The chair of the Parliament’s Women and Equalities Committee adds: “What is currently compulsory in secondary schools is the science of reproduction; the rest is based on guidance that was last updated at the turn of the millennium and makes no reference to pornography through which, as we know, more young children are finding out about sex.”
A DfE spokesperson told PinkNews: “High-quality education on sex and relationships is a vital part of preparing young people for success in adult life – helping them make informed choices, stay safe and learn to respect themselves and others.
“Education on sex and relationships is compulsory in all maintained secondary schools, and many academies and free schools teach it as part of the curriculum. However, we are actively looking at options to ensure that all children have access to high-quality teaching of these subjects.”

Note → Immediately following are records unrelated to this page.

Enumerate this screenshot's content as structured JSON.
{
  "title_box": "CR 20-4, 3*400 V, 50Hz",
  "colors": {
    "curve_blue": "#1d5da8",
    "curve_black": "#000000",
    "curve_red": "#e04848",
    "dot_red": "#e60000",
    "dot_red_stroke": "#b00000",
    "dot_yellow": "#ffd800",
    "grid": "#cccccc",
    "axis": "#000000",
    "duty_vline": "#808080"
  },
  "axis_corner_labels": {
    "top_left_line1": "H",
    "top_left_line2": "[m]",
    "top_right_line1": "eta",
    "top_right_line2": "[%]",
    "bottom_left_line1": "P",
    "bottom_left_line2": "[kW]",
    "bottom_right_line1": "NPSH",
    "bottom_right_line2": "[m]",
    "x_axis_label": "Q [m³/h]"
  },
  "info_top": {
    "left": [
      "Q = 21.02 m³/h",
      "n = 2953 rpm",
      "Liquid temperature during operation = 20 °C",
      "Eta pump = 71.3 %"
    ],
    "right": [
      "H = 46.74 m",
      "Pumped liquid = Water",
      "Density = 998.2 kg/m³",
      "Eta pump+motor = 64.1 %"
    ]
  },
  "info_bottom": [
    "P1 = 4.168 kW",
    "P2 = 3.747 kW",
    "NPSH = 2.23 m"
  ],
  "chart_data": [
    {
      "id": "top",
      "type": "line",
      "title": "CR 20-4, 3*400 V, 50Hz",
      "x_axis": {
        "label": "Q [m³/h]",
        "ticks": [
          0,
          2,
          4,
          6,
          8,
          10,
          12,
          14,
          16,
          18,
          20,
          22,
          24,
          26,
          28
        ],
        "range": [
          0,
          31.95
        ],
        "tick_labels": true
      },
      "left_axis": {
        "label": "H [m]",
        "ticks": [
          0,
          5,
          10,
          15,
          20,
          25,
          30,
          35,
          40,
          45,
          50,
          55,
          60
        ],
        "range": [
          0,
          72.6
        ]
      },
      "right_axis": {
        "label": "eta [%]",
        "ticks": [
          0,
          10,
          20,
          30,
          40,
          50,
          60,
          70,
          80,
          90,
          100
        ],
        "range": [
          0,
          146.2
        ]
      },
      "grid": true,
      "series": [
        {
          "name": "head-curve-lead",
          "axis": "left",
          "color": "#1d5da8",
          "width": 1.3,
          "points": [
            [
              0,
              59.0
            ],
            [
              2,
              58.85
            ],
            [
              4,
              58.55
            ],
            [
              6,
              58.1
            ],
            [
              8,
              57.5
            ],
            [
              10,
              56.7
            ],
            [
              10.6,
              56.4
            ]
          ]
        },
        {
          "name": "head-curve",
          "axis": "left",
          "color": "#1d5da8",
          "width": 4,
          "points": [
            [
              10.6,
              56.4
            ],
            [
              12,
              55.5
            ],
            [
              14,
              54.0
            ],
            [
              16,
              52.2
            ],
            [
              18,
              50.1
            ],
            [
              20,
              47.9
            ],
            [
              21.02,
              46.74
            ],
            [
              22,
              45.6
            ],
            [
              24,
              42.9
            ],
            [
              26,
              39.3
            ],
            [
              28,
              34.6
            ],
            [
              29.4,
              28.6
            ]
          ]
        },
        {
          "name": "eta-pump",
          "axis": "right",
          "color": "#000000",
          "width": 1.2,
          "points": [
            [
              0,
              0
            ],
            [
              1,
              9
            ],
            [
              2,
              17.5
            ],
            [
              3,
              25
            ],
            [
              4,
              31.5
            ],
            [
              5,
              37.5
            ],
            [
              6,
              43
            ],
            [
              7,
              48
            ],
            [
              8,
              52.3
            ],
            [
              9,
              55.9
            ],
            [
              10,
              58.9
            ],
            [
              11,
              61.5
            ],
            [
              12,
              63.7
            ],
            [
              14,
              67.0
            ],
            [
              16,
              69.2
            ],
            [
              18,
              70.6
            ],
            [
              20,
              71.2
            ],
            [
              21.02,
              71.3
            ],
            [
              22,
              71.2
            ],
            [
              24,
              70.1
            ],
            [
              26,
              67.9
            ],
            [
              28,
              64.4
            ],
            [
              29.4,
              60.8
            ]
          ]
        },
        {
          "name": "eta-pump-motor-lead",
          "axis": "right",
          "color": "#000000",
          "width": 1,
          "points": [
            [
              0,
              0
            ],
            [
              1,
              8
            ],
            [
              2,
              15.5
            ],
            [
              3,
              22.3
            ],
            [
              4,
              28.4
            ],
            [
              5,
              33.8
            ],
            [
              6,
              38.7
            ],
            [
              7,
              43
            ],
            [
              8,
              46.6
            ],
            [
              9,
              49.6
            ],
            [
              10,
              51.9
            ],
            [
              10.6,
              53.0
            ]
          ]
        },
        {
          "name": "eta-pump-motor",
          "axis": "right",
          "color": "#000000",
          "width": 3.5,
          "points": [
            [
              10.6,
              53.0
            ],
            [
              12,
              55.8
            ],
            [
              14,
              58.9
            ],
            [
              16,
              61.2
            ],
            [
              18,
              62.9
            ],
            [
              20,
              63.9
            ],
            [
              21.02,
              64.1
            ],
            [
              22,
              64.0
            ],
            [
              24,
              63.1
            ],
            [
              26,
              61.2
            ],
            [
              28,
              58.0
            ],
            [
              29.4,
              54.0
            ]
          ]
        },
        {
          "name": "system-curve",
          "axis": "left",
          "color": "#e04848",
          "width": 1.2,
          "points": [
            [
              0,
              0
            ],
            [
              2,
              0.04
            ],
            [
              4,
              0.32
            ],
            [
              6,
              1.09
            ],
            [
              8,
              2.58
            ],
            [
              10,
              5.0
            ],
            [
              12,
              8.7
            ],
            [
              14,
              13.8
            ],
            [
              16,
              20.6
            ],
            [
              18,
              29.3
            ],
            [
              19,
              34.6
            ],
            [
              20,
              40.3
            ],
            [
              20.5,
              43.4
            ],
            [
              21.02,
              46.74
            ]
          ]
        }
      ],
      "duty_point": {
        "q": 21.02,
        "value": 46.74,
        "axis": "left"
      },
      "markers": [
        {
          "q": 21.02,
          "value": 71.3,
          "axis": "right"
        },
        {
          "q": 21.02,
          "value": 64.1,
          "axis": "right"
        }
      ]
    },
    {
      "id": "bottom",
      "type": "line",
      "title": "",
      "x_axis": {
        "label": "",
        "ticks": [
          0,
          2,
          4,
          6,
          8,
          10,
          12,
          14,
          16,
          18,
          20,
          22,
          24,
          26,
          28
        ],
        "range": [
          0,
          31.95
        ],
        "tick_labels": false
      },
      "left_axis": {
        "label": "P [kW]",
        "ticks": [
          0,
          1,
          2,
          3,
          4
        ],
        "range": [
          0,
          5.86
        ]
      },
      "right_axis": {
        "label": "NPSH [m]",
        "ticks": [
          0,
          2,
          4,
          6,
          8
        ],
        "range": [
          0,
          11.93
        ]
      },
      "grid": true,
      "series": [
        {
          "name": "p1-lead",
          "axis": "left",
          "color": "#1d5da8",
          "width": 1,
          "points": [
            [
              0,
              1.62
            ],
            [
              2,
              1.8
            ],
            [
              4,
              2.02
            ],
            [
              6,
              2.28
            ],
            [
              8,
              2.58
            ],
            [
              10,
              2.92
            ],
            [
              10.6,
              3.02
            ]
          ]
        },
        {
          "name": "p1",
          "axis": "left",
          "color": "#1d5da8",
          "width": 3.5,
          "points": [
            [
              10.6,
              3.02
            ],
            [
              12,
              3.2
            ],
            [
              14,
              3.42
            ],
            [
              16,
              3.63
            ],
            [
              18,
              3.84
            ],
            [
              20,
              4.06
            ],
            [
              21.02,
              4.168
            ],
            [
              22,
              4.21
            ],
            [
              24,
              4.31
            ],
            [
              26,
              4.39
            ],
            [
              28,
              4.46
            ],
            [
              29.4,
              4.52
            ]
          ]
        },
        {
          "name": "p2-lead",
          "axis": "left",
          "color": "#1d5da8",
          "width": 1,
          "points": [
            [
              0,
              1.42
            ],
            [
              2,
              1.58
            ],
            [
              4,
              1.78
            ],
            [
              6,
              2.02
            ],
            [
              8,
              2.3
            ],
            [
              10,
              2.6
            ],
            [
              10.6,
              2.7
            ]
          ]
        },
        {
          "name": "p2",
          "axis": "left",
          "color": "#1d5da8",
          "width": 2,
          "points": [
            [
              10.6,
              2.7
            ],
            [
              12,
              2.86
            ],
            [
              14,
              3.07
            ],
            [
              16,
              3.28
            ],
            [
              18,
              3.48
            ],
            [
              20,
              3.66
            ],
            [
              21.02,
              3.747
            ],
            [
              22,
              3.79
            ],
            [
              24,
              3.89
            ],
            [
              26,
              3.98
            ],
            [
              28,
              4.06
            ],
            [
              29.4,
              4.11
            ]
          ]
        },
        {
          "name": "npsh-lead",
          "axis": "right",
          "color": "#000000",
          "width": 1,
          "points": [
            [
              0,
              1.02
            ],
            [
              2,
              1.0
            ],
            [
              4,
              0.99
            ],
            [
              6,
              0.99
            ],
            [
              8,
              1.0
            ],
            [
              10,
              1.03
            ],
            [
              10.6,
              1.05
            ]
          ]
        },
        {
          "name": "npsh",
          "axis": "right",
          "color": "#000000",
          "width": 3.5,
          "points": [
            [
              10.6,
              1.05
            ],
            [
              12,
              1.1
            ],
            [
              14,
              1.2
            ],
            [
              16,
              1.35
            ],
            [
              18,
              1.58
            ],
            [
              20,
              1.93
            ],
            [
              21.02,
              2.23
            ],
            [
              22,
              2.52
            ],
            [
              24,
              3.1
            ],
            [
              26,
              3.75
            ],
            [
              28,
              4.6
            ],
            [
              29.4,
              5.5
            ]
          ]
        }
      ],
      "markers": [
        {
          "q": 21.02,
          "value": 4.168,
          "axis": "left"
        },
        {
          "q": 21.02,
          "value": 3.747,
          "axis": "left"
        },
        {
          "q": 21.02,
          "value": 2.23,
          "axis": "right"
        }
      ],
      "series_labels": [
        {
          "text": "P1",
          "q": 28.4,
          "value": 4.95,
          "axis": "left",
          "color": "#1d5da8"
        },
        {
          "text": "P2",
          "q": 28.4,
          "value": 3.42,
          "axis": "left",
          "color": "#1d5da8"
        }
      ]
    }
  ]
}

Former Education Secretary Nicky Morgan tells PinkNews: “I welcome the fact the DfE is looking at this issue. It is very important that our young people are prepared during their time at school for life in modern Britain which means focusing on issues such as relationships, mental resilience and keeping safe online as well as a knowledge rich curriculum. I am sorry I wasn’t given the chance to make this change to the curriculum so I welcome Justine Greening focus on this.”